Comment commémorer l’anniversaire du putsch manqué du général Gilbert Diendéré ? Voilà une question à laquelle les tenants du pouvoir actuel ont dû se triturer les méninges avant de trouver réponse.

En effet, les événements qui ont entouré ce que plus d’un analyste a appelé « le coup d’Etat le plus bête du monde » sont encore frais dans les mémoires, non sans leur dose d’émotions et de symbolisme ; symbolisme du refus de la dictature et de l’attachement à la légitimité républicaine portés par les insurgés d’octobre 2014 et les résistants de septembre 2015.

Si le premier anniversaire de ce coup d’Etat manqué a été passé sous silence par les autorités actuelles, en faire de même pour le deuxième aurait été comme pousser vers l’oubli cet engagement remarquable des Burkinabè contre la forfaiture militaire et pour l’Etat de droit démocratique.

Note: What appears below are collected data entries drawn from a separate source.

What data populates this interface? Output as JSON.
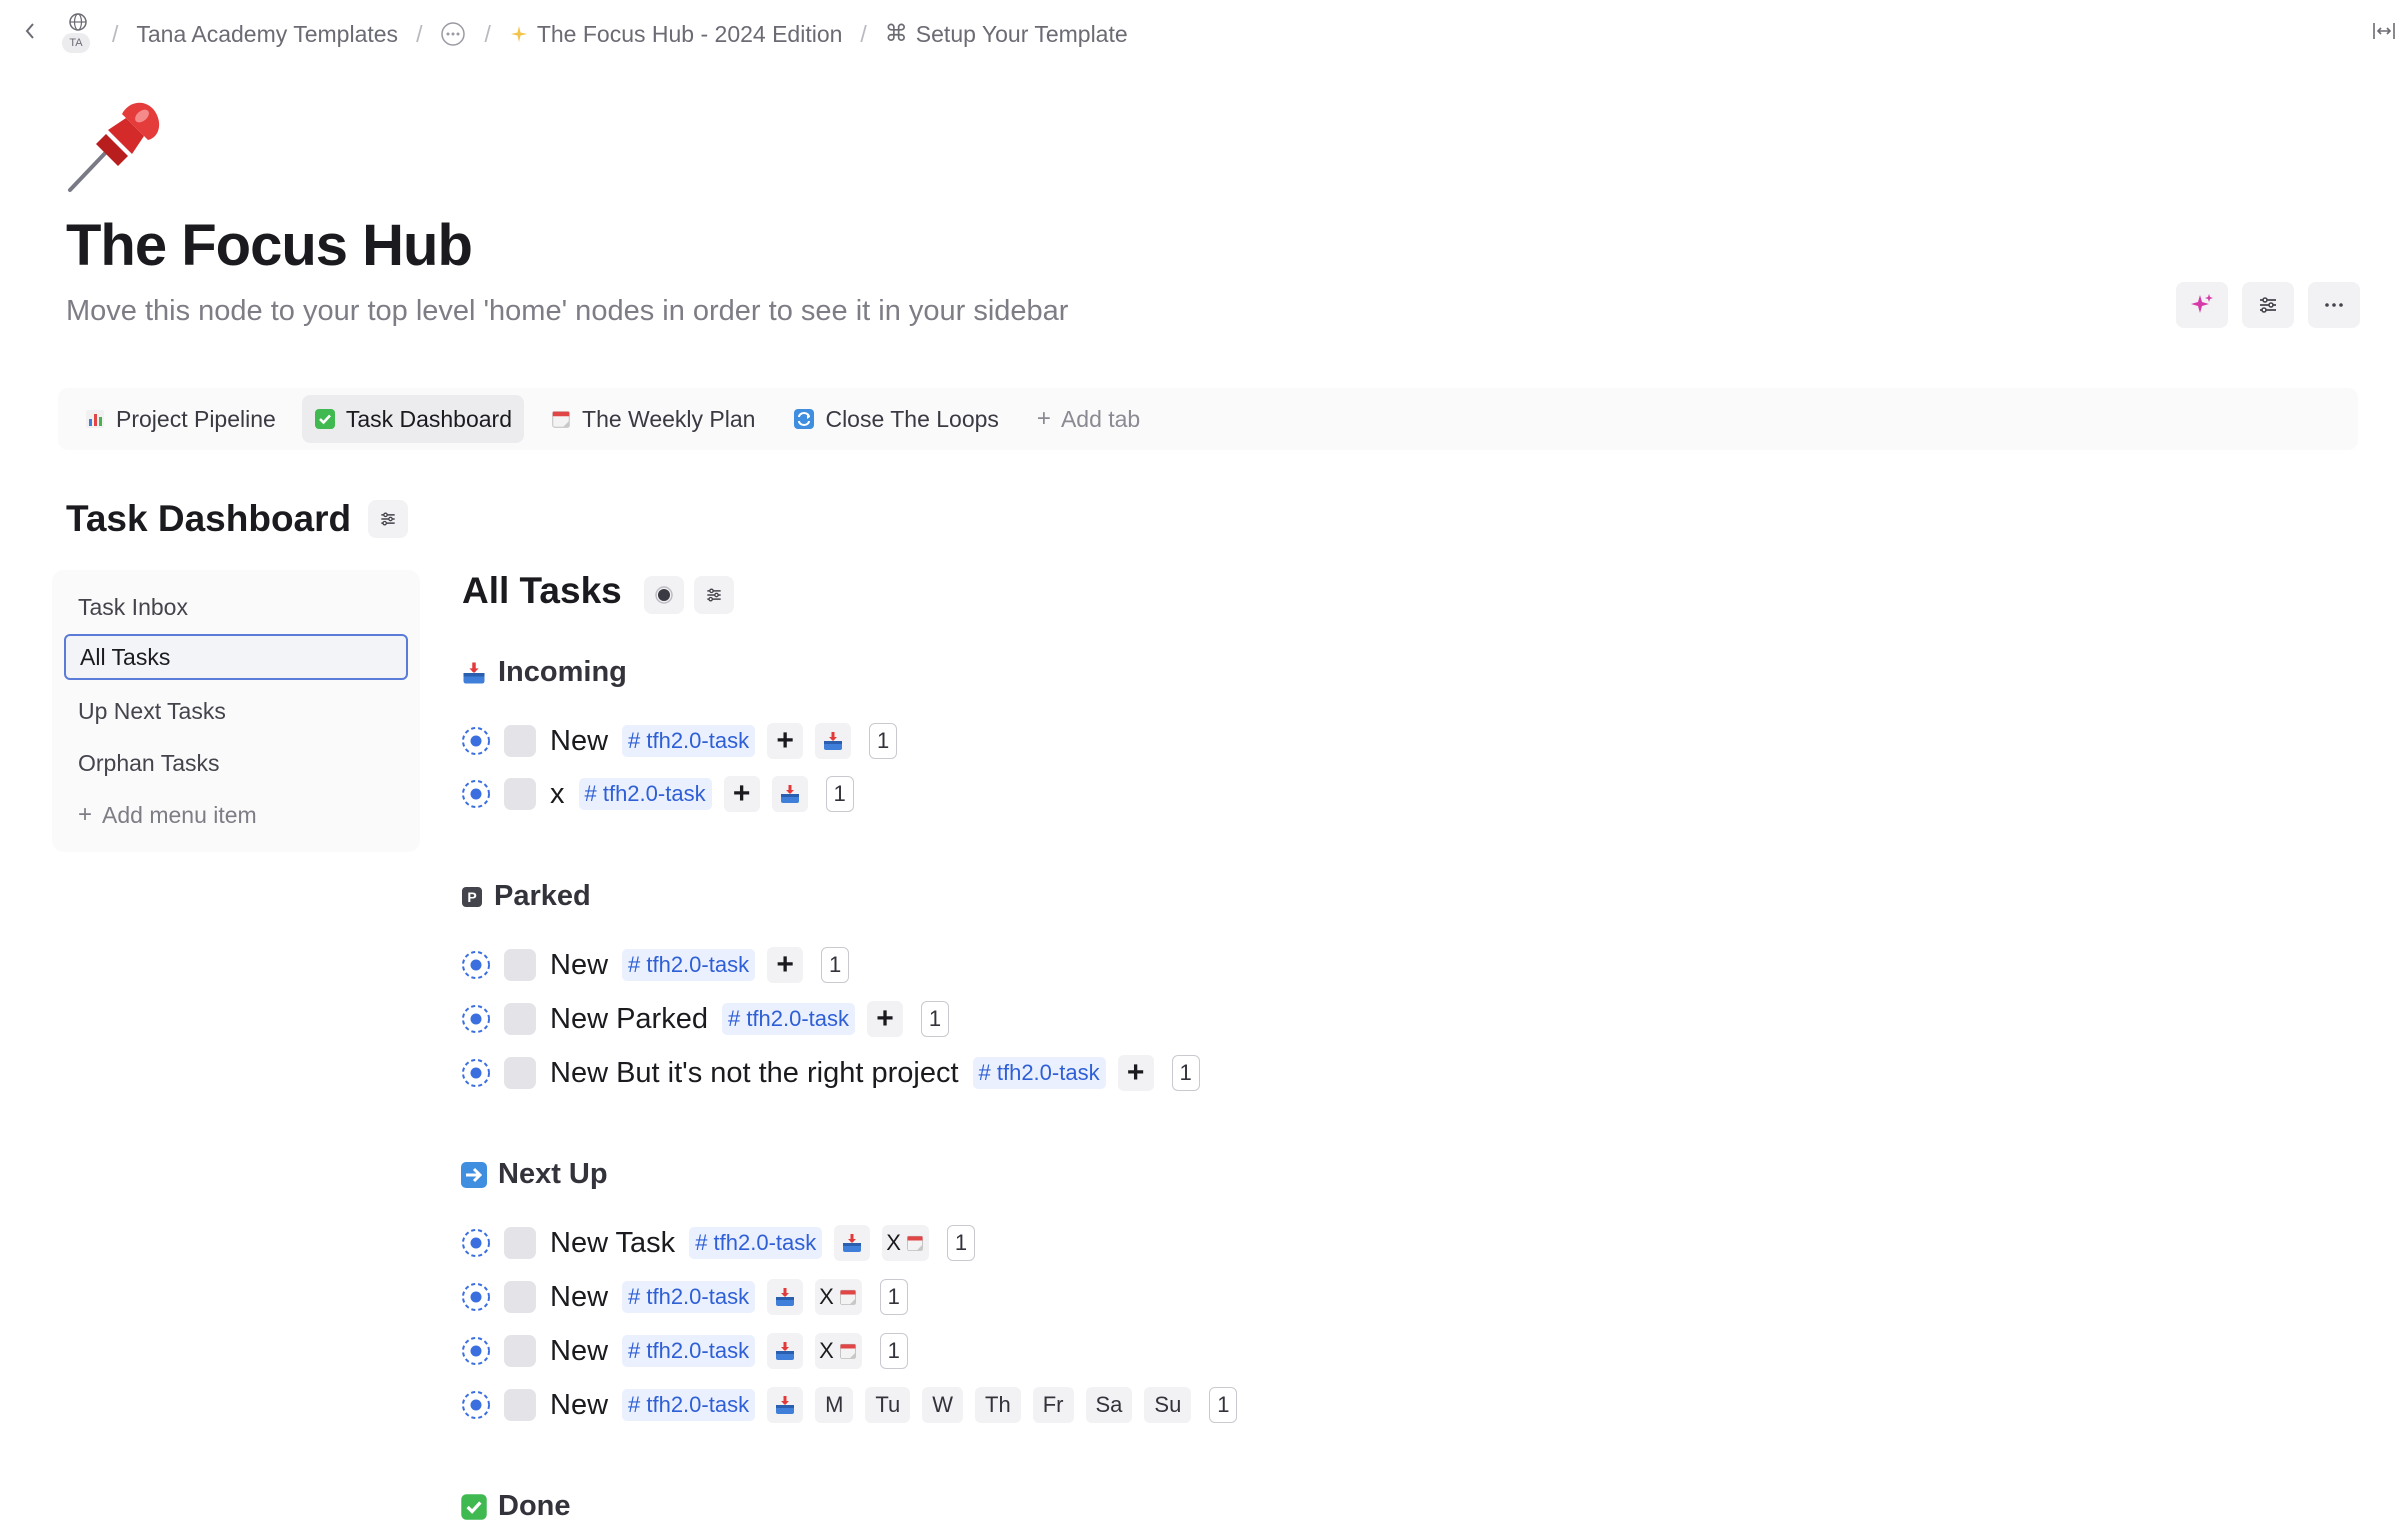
{
  "breadcrumb": {
    "workspace_badge": "TA",
    "items": [
      "Tana Academy Templates",
      "The Focus Hub - 2024 Edition",
      "Setup Your Template"
    ]
  },
  "page": {
    "title": "The Focus Hub",
    "subtitle": "Move this node to your top level 'home' nodes in order to see it in your sidebar"
  },
  "tabs": [
    {
      "label": "Project Pipeline",
      "icon": "bar-chart-icon"
    },
    {
      "label": "Task Dashboard",
      "icon": "check-mark-icon"
    },
    {
      "label": "The Weekly Plan",
      "icon": "calendar-icon"
    },
    {
      "label": "Close The Loops",
      "icon": "loop-icon"
    }
  ],
  "add_tab": "Add tab",
  "dashboard": {
    "title": "Task Dashboard",
    "menu": [
      "Task Inbox",
      "All Tasks",
      "Up Next Tasks",
      "Orphan Tasks"
    ],
    "add_menu_item": "Add menu item",
    "active_menu": "All Tasks"
  },
  "main": {
    "title": "All Tasks",
    "groups": {
      "incoming": {
        "label": "Incoming",
        "rows": [
          {
            "text": "New",
            "tag": "# tfh2.0-task",
            "count": "1"
          },
          {
            "text": "x",
            "tag": "# tfh2.0-task",
            "count": "1"
          }
        ]
      },
      "parked": {
        "label": "Parked",
        "rows": [
          {
            "text": "New",
            "tag": "# tfh2.0-task",
            "count": "1"
          },
          {
            "text": "New Parked",
            "tag": "# tfh2.0-task",
            "count": "1"
          },
          {
            "text": "New But it's not the right project",
            "tag": "# tfh2.0-task",
            "count": "1"
          }
        ]
      },
      "next_up": {
        "label": "Next Up",
        "rows": [
          {
            "text": "New Task",
            "tag": "# tfh2.0-task",
            "x": "X",
            "count": "1"
          },
          {
            "text": "New",
            "tag": "# tfh2.0-task",
            "x": "X",
            "count": "1"
          },
          {
            "text": "New",
            "tag": "# tfh2.0-task",
            "x": "X",
            "count": "1"
          },
          {
            "text": "New",
            "tag": "# tfh2.0-task",
            "days": [
              "M",
              "Tu",
              "W",
              "Th",
              "Fr",
              "Sa",
              "Su"
            ],
            "count": "1"
          }
        ]
      },
      "done": {
        "label": "Done"
      }
    }
  },
  "colors": {
    "accent": "#2f5fd6",
    "tag_bg": "#eaf0fd",
    "ai_magenta": "#d63aa8",
    "pin_red": "#d42a2a"
  }
}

Il y a alors des signes qui donnent à penser que le pouvoir judiciaire, peut-être bien sous la pression de l’exécutif, avait imaginé un scénario et un timing parfaits pour donner un signal fort sur sa volonté de rendre justice aux victimes et à leurs ayants droit dans ce dossier de putsch manqué. En tout cas, la justice militaire voulait servir quelque chose de consistant à l’opinion publique à l’occasion de ce deuxième anniversaire de la conjuration avortée.

Ainsi l’audience de confirmation de charges aux accusés devait-elle se tenir le vendredi 15 septembre avec, certainement dans la foulée, l’annonce d’une date du procès des conjurés. Mais ce cadeau d’anniversaire s’est révélé un flop magistral car les avocats de la défense se sont montrés pugnaces dans leur exigence d’une justice équitable pour leurs clients, sans précipitation ni orchestration d’aucune sorte.

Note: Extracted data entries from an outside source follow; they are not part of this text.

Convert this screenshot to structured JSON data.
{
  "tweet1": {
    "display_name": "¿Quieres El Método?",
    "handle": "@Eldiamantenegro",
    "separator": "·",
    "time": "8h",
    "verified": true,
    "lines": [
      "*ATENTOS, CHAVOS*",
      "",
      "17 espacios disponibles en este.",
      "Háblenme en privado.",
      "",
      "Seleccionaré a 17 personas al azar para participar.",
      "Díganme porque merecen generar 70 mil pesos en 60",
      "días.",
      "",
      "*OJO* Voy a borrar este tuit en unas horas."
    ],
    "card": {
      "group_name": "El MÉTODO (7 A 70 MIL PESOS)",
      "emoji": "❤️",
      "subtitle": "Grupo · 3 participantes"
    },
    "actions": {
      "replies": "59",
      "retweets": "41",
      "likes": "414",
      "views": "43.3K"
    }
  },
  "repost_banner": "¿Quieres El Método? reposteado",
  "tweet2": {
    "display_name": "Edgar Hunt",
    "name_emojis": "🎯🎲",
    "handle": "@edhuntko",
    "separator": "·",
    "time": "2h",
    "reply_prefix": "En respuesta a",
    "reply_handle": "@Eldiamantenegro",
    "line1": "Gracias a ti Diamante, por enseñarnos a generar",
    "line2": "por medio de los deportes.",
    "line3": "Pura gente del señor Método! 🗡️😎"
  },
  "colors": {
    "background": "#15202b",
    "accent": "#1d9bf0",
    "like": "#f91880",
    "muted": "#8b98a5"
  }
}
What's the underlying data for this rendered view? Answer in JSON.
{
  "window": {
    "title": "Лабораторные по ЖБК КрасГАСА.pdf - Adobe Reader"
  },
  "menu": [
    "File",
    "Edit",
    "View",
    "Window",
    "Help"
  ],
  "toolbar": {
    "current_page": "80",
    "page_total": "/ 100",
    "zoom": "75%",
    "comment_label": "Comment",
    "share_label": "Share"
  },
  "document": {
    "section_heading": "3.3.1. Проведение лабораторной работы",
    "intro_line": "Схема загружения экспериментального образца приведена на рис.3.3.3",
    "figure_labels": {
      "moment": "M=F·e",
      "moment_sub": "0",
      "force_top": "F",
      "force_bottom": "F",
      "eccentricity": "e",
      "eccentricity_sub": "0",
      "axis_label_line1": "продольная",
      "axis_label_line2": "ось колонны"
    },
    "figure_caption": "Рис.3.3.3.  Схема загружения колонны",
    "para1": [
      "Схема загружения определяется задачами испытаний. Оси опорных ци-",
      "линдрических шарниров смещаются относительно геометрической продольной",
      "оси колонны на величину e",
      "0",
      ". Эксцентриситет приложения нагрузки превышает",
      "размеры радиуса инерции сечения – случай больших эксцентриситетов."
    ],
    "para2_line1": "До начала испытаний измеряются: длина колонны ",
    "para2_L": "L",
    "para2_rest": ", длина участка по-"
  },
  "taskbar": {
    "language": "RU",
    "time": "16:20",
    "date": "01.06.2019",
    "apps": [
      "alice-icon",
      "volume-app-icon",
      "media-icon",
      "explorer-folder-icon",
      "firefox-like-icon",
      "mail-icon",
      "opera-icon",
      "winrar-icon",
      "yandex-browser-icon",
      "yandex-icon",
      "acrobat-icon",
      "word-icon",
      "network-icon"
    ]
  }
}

En effet, en fixant la date de l’audience de confirmation de charges pour le 15 du mois courant, veille du 2e anniversaire du putsch, la justice militaire avait comme mis la charrue avant les bœufs, car elle avait passé sous silence l’appel des avocats de la défense contre l’ordonnance de non-lieu, de non-lieu partiel et de requalification de charges. En termes clairs, pour les avocats de la défense, plus d’accusés devaient bénéficier du doute sur l’insuffisance de preuves ou, à tout le moins, de l’abandon de certaines charges contre eux.

Tant qu’un délibéré n’est pas rendu sur cet appel pendant devant la chambre de contrôle de l’instruction du dossier, une quelconque confirmation de charges était hors de question, a fortiori la tenue d’un procès.

Sans compter qu’il faut signaler, par ailleurs, la saisine du Conseil constitutionnel pour un recours en inconstitutionnalité concernant l’article 99, alinéa 9, du Code de justice militaire. L’article incriminé devant le Conseil constitutionnel par les avocats de la défense limite à trois les cas où les accusés peuvent faire appel des décisions de la justice militaire. Cela est contraire à la loi fondamentale du Burkina, estiment les avocats de la défense.

Selon la loi, le Conseil constitutionnel, saisi les 12 et 13 septembre dernier, devrait se prononcer dans un délai d’un mois. C’est tout ce qui a présidé au renvoi de l’examen de l’appel interjeté par les avocats. Ledit renvoi a annulé, de ce fait, le cadeau qui ne dit pas son nom que les autorités voulaient faire, on va dire, au bon peuple des insurgés puis des résistants dont certains souffrent encore des séquelles de la répression, respectivement d’octobre 2014 et de septembre 2015.

C’est connu, pour les plus intransigeants de ce bon peuple, la justice doit aller vite et les coupables désignés sont bien connus. Ils ne comprennent rien à ces longues procédures judiciaires avec des libertés provisoires, pis, des non-lieux accordés à certains prévenus.

Comme on les comprend sans pour autant être d’accord avec eux ! Si la justice militaire multiplie les bourdes par mauvaise maîtrise des procédures judiciaires, qu’elle en assume toutes les conséquences, y compris celle de la lenteur à boucler le dossier et à fixer une date pour ce procès tant attendu. Du reste, ne dit-on pas que qui va lentement va sûrement et qu’en matière de justice la forme dans la procédure est tout aussi importante que le fond du procès ?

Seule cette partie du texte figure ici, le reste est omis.